L’essor des drones, qu’ils soient armés, de reconnaissance ou kamikazes, a profondément modifié la donne militaire ces dernières années. En Ukraine, leur utilisation massive a forcé les belligérants à repenser leurs stratégies de défense. Selon les rapports de l’OTAN et du Royal United Services Institute, plus de 6 000 drones ont été abattus ou neutralisés depuis le début du conflit, pour un coût total estimé à plusieurs centaines de millions d’euros. Dans ce contexte, des solutions comme le RapidDestroyer pourraient devenir des outils indispensables pour les armées modernes.

Thales n’est pas le seul acteur à travailler sur ce créneau. Des entreprises américaines, israéliennes et chinoises développent également des systèmes similaires. Cependant, la combinaison coût-efficacité du RapidDestroyer en fait une option particulièrement attractive pour les pays aux budgets militaires serrés ou confrontés à des menaces asymétriques.

Et maintenant ?

Plusieurs questions restent en suspens quant à l’adoption du RapidDestroyer. D’abord, son déploiement opérationnel : des essais grandeur nature doivent encore être menés pour valider sa résistance aux conditions réelles de combat. Ensuite, son intégration dans les chaînes de commandement des armées, notamment en ce qui concerne la coordination entre les différentes couches de défense antiaérienne. Enfin, son coût réel d’acquisition et de maintenance sera déterminant pour son adoption par les pays partenaires de la France.

Selon des sources proches du dossier, des discussions seraient déjà en cours avec plusieurs États européens et le gouvernement ukrainien. Une livraison à grande échelle pourrait être envisagée d’ici fin 2026 ou début 2027, sous réserve des résultats des tests en conditions réelles.

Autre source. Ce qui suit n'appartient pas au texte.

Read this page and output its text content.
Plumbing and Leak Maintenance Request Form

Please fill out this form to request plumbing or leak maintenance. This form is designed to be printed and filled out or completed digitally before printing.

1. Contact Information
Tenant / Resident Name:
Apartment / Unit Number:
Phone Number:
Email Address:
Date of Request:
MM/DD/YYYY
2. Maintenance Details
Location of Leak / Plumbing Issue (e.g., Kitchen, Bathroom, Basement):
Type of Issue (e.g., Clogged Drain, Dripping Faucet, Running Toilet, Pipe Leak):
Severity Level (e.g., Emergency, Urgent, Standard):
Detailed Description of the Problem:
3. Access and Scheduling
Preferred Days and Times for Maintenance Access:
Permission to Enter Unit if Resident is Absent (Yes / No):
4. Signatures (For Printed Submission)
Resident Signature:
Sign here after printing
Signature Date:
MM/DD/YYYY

Quoi qu’il en soit, l’arrivée du RapidDestroyer marque une étape importante dans la course aux solutions de défense face aux menaces drones. Si son efficacité est confirmée, il pourrait bien redéfinir les équilibres stratégiques dans les conflits futurs.

À ce jour, le système est en phase de tests avancés. Aucune utilisation opérationnelle n’a encore été officiellement confirmée par Thales ou par les armées. Les essais en conditions réelles devraient débuter courant 2026.

Le RapidDestroyer cible principalement les drones de petite et moyenne taille, volant à basse et moyenne altitude. Les drones hypersoniques ou les missiles de croisière, plus rapides et volant à haute altitude, nécessitent des systèmes de défense différents.